Ahmed, aged 34, is a father of four. He and his family arrived in Lebanon from Flitah in Syria in 2015. Since then, they have been living in an informal tented settlement in the outskirts of Arsal, a town at the north of Bekaa Valley, near the Syrian border.
Today, Ahmed came with his two daughters and his wife to MSF’s clinic in Arsal. His youngest daughter, Zeinab, aged 18 months, was diagnosed with anaemia about four months ago.
“She looked very sick. She was very pale and ate very little,” says Ahmed. “The doctor prescribed an iron supplement and advised us to feed her more vegetables and beans, since we can no longer afford meat.”
Anaemia is linked to iron deficiency and is common among people who have a limited access to certain types of food such as meat or peas.
Ahmed used to be a shepherd before coming to Lebanon. Due to back pain, he had to stop working, but from time to time he helps his uncle tend the herd in the mountains around Arsal.
Since the economic crisis hit Lebanon, Ahmed’s family has struggled more and more to buy basic items.
“One kilo of meat cost 17,000 Lebanese pounds before, but now it costs around 60,000 Lebanese pounds,” says Ahmed. “It’s the same for tea, sugar and even vegetable like tomatoes. Everything has become at least four times more expensive and it’s only getting worse. At the end of the month, there’s nothing left for clothes or toys for the children, or for medicines. We save all our money for food and fuel, above all now during the winter.”
Arsal is located 1,500 metres above sea level. Snow and freezing temperatures are quite common during the cold winter months.
While Ahmed waits for his daughters, Zeinab and her six-year-old sister Fatima, to see a doctor, his wife, Halima, who also has anaemia, attends an antenatal consultation with the midwife.
Their fifth child is due in two months, an extra mouth to feed for the family’s already stretched budget.

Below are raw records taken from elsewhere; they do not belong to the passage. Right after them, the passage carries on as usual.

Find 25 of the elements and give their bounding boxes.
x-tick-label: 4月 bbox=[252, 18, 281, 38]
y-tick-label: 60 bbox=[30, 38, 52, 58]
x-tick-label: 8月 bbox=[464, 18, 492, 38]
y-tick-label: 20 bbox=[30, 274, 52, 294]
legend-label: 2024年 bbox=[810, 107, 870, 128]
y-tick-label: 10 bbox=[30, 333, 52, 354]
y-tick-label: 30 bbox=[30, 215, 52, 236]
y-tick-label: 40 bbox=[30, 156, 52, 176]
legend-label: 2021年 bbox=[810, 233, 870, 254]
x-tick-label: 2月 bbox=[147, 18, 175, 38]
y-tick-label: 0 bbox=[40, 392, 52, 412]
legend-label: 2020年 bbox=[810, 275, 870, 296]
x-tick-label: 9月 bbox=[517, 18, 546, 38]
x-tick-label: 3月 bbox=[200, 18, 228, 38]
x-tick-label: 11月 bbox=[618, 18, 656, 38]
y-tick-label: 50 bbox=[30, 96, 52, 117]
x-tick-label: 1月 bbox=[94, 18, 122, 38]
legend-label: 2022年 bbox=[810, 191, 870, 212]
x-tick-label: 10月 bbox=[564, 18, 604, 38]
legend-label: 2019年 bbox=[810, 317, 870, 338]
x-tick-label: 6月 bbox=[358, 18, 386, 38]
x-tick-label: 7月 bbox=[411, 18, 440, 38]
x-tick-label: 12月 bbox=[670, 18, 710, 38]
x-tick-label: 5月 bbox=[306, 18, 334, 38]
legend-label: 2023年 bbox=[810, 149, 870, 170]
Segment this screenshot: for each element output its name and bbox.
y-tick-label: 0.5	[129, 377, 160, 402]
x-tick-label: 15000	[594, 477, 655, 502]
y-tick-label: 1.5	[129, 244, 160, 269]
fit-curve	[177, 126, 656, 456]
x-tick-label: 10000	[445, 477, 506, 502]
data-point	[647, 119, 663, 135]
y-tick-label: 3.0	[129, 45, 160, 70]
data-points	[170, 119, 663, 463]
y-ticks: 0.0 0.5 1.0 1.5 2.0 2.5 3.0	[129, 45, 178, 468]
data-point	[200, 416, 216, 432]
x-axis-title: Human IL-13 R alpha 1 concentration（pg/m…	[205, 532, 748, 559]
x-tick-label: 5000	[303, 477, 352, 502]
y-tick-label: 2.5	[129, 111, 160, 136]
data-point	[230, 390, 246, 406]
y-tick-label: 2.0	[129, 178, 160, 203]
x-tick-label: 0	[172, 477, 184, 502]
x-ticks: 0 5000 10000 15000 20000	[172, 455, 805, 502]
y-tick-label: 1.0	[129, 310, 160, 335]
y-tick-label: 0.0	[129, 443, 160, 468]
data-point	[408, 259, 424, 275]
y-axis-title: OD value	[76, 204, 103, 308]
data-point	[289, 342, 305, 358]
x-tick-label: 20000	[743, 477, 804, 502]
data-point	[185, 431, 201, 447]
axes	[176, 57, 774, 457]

“Our entire family benefit from the medical services in this clinic, even my parents, who both suffer from chronic diseases. They come here too to get their treatment,” says Ahmed.
During the consultation, the doctor notes that Zeinab’s condition has improved, but that Fatima has caught a respiratory infection. The family’s precarious living conditions – a shelter made from cement blocks and plastic sheeting – may probably have contributed to the girl’s health condition. Smiling shyly, Fatima confesses that she’d like to be a doctor when she grows up.
“I’m worried about the future for my kids,” says Ahmed, “but I hope that if they go to school and learn to read and write, they’ll be able to have a better life.”
MSF is providing free medical care for the most vulnerable people living in Lebanon, whether they are Lebanese, refugees or migrant workers. The organisation is present in about 10 different locations across the country. Our services include mental health, sexual and reproductive health, paediatrics, vaccination and non-communicable diseases. With a team of over 600 members, MSF conducts around 150,000 consultations every year from north to south Lebanon.
MSF first worked in Lebanon in 1976 and has been present in the country without interruption since 2008.